Competing with these vague media discourses is an alternately arch and straightforward story of a woman attempting to reconcile her ambitions with her personal identity—the sort of thing that pegged a film as a “woman’s picture” and featured actors such as Joan Crawford, Bette Davis, and Barbara Stanwyck. Even at their crudest, such films were often driven by a bracing clarity—by a stark conflict between self and society. France, however, is murky, which is a disappointment given the extraordinary wedding of gallows political humor and tragedy that Dumont managed in Joan of Arc. The filmmaker is too hip to take France seriously, quite convincingly suggesting that she’s a cipher, yet he doesn’t dramatize her hollowness either.

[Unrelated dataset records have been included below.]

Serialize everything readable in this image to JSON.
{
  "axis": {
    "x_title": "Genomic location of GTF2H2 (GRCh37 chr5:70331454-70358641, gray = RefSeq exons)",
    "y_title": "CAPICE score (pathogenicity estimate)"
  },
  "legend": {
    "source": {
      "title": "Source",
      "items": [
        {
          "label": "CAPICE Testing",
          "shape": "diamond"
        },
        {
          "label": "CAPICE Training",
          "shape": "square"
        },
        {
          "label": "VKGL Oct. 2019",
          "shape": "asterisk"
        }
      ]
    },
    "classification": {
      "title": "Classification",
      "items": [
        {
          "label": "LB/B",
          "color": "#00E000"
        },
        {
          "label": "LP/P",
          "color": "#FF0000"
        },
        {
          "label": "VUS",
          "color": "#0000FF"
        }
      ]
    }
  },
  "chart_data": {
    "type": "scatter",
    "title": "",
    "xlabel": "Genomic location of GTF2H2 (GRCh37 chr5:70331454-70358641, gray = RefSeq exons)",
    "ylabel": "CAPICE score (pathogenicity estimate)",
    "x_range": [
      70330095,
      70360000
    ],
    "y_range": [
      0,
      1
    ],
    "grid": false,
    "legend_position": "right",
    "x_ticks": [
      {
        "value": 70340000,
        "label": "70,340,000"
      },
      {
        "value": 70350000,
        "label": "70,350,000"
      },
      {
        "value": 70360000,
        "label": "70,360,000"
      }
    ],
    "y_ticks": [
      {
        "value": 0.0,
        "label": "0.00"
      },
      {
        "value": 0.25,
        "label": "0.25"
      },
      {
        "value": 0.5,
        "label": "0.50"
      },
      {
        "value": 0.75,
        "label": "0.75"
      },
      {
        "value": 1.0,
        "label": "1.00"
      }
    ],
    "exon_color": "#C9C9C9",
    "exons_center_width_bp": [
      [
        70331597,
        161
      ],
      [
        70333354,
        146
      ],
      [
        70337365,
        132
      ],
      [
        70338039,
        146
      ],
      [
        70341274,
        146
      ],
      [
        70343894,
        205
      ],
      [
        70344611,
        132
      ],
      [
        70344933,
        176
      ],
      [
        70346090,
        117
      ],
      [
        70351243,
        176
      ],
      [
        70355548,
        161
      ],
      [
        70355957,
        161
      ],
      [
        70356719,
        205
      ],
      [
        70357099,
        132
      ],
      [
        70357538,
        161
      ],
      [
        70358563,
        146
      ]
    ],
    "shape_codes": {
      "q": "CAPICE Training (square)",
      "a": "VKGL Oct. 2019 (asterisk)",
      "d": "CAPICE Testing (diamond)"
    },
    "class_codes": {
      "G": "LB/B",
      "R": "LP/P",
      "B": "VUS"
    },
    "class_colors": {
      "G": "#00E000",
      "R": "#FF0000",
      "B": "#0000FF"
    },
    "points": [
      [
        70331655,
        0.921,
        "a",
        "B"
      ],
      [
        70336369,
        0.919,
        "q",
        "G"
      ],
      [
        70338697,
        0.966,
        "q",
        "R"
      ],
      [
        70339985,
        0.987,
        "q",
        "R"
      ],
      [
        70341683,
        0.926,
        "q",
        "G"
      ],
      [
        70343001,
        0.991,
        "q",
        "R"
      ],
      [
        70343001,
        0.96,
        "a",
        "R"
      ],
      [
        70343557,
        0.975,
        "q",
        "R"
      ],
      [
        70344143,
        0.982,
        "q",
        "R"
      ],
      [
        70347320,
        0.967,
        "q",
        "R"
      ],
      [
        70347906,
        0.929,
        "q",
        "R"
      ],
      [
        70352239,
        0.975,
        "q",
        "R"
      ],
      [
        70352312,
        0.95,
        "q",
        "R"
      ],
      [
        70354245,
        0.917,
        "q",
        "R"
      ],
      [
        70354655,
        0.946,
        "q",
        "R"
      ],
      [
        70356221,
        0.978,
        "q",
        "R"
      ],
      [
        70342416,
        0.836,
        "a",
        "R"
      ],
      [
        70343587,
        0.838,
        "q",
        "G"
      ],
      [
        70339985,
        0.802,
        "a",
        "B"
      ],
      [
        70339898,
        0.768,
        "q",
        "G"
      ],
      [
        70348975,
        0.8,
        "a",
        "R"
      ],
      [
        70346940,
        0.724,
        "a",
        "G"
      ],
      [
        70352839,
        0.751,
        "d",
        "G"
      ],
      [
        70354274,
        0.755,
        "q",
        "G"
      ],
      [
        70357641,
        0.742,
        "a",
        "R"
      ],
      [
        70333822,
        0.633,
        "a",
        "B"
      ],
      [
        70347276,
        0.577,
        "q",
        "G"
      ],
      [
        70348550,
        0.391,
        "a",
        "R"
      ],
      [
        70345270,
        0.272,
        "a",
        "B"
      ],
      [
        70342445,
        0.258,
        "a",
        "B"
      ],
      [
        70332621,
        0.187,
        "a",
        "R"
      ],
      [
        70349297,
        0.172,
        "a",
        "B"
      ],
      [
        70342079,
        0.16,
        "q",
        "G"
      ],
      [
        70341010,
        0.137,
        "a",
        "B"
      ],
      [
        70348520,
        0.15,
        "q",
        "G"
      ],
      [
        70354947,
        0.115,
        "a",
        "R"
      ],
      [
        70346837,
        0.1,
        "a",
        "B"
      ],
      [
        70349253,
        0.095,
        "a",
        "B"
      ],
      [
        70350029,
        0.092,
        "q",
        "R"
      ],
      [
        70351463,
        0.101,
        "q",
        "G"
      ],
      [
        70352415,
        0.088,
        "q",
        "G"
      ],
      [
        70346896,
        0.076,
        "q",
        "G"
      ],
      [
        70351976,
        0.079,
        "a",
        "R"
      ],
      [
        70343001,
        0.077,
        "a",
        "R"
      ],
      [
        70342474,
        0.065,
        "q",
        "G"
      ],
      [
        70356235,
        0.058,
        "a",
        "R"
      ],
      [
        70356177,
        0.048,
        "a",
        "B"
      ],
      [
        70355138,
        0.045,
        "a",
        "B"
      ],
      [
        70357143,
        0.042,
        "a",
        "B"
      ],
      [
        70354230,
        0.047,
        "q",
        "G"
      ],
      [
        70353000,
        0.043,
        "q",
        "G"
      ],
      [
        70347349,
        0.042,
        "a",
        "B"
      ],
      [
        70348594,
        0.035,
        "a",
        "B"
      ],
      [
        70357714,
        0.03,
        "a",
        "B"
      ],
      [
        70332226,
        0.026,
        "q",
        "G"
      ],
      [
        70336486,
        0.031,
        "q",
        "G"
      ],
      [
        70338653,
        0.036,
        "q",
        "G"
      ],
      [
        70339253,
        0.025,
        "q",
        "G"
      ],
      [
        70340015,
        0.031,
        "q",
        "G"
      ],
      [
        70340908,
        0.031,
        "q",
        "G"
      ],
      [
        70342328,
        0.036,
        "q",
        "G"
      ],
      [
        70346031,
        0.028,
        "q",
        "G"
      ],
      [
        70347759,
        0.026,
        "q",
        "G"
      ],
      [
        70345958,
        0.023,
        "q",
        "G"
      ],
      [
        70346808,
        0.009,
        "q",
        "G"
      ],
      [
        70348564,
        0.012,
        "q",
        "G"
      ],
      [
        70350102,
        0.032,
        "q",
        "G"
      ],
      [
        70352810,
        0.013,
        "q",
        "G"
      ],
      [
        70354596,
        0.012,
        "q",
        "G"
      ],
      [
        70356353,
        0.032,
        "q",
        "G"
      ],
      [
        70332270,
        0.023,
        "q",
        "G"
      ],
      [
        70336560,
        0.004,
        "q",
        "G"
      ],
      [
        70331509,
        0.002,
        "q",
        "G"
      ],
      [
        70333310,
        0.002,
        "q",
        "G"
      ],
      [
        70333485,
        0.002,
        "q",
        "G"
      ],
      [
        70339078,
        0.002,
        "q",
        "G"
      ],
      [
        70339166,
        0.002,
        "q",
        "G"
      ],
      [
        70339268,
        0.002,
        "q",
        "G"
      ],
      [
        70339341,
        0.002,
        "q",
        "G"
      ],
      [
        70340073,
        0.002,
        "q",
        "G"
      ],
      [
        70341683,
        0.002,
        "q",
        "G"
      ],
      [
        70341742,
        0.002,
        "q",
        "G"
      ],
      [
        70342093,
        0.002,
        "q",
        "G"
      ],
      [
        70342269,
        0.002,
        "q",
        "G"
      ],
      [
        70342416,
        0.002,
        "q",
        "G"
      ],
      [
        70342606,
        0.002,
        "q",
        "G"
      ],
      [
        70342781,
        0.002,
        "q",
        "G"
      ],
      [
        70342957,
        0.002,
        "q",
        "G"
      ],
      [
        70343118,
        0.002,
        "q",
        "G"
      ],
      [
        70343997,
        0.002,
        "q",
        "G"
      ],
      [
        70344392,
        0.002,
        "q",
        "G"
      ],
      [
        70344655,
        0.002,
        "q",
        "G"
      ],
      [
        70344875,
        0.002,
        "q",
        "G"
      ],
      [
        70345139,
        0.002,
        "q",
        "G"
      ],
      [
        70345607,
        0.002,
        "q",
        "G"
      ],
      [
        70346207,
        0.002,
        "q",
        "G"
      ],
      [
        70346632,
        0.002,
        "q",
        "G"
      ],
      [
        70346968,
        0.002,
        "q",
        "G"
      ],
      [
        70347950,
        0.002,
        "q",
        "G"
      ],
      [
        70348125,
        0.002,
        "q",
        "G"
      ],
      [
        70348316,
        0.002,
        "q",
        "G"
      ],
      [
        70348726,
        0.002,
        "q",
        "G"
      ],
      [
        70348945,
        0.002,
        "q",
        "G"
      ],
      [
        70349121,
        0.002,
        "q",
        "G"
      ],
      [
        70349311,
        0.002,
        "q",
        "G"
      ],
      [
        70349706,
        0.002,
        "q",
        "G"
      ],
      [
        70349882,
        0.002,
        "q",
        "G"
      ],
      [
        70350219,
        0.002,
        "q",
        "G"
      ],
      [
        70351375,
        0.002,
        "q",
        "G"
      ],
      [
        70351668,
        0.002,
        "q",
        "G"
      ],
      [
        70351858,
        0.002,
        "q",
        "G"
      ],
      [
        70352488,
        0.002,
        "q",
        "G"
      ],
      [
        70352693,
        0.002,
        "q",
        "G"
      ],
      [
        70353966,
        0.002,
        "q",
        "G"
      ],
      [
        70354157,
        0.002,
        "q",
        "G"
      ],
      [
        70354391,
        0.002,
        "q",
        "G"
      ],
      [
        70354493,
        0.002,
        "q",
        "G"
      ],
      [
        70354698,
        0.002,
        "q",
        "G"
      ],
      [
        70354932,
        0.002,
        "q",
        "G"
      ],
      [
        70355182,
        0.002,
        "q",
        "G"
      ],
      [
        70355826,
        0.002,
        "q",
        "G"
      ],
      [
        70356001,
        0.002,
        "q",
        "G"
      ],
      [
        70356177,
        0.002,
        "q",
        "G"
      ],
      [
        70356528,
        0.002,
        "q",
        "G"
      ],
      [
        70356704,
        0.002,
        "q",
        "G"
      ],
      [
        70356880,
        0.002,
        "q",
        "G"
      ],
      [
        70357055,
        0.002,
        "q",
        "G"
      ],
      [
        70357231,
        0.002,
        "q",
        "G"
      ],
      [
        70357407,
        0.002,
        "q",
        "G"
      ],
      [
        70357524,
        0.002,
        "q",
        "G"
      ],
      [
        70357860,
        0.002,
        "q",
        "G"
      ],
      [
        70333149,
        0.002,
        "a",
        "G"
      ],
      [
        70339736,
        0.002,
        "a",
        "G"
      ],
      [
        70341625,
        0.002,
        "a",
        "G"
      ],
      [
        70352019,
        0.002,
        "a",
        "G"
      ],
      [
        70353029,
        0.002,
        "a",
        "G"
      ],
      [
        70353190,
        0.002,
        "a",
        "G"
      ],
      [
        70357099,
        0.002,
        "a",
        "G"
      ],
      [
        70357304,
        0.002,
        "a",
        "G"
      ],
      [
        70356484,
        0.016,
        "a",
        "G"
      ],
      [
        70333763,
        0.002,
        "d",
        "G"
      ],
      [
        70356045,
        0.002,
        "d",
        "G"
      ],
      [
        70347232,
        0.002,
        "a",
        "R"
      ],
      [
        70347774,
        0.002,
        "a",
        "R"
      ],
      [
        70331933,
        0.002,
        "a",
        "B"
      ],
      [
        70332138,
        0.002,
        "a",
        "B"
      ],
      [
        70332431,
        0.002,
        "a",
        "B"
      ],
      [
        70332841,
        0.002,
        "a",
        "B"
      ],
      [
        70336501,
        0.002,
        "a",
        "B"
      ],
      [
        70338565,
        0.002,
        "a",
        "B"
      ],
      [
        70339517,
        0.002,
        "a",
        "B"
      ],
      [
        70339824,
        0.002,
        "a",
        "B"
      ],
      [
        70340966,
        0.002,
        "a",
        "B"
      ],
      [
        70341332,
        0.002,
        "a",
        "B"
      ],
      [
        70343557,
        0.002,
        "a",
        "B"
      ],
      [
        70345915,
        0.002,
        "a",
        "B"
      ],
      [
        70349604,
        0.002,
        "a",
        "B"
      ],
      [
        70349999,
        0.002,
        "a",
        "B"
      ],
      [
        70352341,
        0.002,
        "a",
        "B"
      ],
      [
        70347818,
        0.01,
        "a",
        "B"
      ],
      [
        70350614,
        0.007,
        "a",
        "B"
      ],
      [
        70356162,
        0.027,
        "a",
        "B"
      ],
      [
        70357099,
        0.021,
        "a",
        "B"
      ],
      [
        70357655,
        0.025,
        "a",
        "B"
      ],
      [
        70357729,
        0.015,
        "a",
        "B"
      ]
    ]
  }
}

France’s problem at large circles back to a matter of tears. In a recurring motif, we’re meant to ponder when France’s crying is staged and when it’s legitimate, both during her reportage and in her personal life with her husband (Benjamin Biolay), son (Gaëtan Amiel), and lover (Emanuele Arioli). Certain scenes, namely an exquisitely staged car crash, would be devastating in a more conventional director’s hands, but here they feel arbitrary. The film’s melodramatic crescendos, set to Christophe’s huge and beautiful score, are so unconvincing that they scan as sarcastic, which may be Dumont’s intent. And this have-it-both-ways-ism is what’s so frustrating about France, as it’s so well defended against its mediocrity.